2. You flip a fair coin and get 7 heads in a row. What is the probability the next flip is tails?

Exactly 50%. Each flip is independent — the coin has no memory of previous outcomes. The probability of 7 heads in a row happening was 1/128 (~0.78%), which was unlikely, but it happened. Now that it has happened, you are simply at flip #8, and the probability of tails is 50%. This is the gambler's fallacy: the feeling that "tails is due" is a cognitive error. Casinos thrive on it. Roulette wheels display recent results precisely to feed this illusion.

3. A disease affects 1 in 1,000 people. A test for it is 99% accurate. You test positive. What is the approximate probability you actually have the disease?

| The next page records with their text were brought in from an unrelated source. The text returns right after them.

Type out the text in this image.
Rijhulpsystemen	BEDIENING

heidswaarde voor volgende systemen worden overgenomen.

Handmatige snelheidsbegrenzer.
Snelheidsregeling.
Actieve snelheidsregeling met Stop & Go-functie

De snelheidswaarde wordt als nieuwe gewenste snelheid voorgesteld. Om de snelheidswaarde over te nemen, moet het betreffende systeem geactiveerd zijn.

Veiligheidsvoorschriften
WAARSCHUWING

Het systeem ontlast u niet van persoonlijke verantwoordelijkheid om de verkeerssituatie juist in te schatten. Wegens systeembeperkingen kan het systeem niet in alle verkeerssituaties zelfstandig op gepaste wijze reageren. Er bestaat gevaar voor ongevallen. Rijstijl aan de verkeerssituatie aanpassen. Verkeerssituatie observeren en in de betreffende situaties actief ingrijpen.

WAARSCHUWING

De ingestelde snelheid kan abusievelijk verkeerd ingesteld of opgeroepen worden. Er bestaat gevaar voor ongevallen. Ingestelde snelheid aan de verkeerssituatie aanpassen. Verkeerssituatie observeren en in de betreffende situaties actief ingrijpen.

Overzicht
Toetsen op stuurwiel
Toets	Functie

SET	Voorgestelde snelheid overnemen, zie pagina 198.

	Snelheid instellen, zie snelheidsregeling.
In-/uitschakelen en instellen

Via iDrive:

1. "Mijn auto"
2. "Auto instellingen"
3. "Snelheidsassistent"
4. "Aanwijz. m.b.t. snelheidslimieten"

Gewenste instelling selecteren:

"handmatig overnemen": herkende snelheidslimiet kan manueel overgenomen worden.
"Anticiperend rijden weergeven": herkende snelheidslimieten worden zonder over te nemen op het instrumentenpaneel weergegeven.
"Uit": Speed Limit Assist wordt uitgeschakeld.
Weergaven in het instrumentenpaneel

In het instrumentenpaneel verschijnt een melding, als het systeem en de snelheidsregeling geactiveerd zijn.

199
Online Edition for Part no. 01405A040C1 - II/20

About 9%. This is the false positive paradox. Test 100,000 people: 100 actually have the disease, and the 99% test catches 99 of them (true positives). But 99,900 don't have it, and the 1% error rate gives 999 false positives. So among all ~1,098 positive results, only 99 are real — that's 99/1,098 ≈ 9%. This is why medical screening for rare diseases is complex: even very accurate tests produce mostly false positives when the disease is uncommon. Doctors follow up positive screening tests with confirmatory tests precisely because of this.

4. You are choosing between two routes to work. Route A has a 10% chance of making you 10 minutes late. Route B has a 1% chance of making you 60 minutes late. Which is riskier in terms of expected delay?

They are equal. Expected delay = probability × impact. Route A: 10% × 10 min = 1 minute expected delay per trip. Route B: 1% × 60 min = 0.6 minutes expected delay per trip. Route B is actually slightly better in pure expected value — but Route A's frequent small delays might be more manageable than Route B's rare catastrophic ones. This illustrates that expected value isn't always the right metric: variance (how unpredictable the outcome is) matters too, especially when a bad outcome is truly unacceptable.

5. "Smokers are 15–30× more likely to get lung cancer than non-smokers." Is this a relative or absolute risk? What does it mean in practice?

It's a relative risk — but the base rate is high enough that it translates to a large absolute risk too. About 0.1% of non-smokers develop lung cancer per year. A 20× increase means ~2% of heavy smokers develop it per year. Over 40 years of heavy smoking, roughly 1 in 10 to 1 in 6 heavy smokers will develop lung cancer. That's an enormous absolute risk — and this is before counting heart disease, stroke, and other cancers that smoking also dramatically increases. This is one of the clearest examples in medicine where both the relative risk (20×) and the absolute risk (~15% lifetime) are both genuinely large and alarming.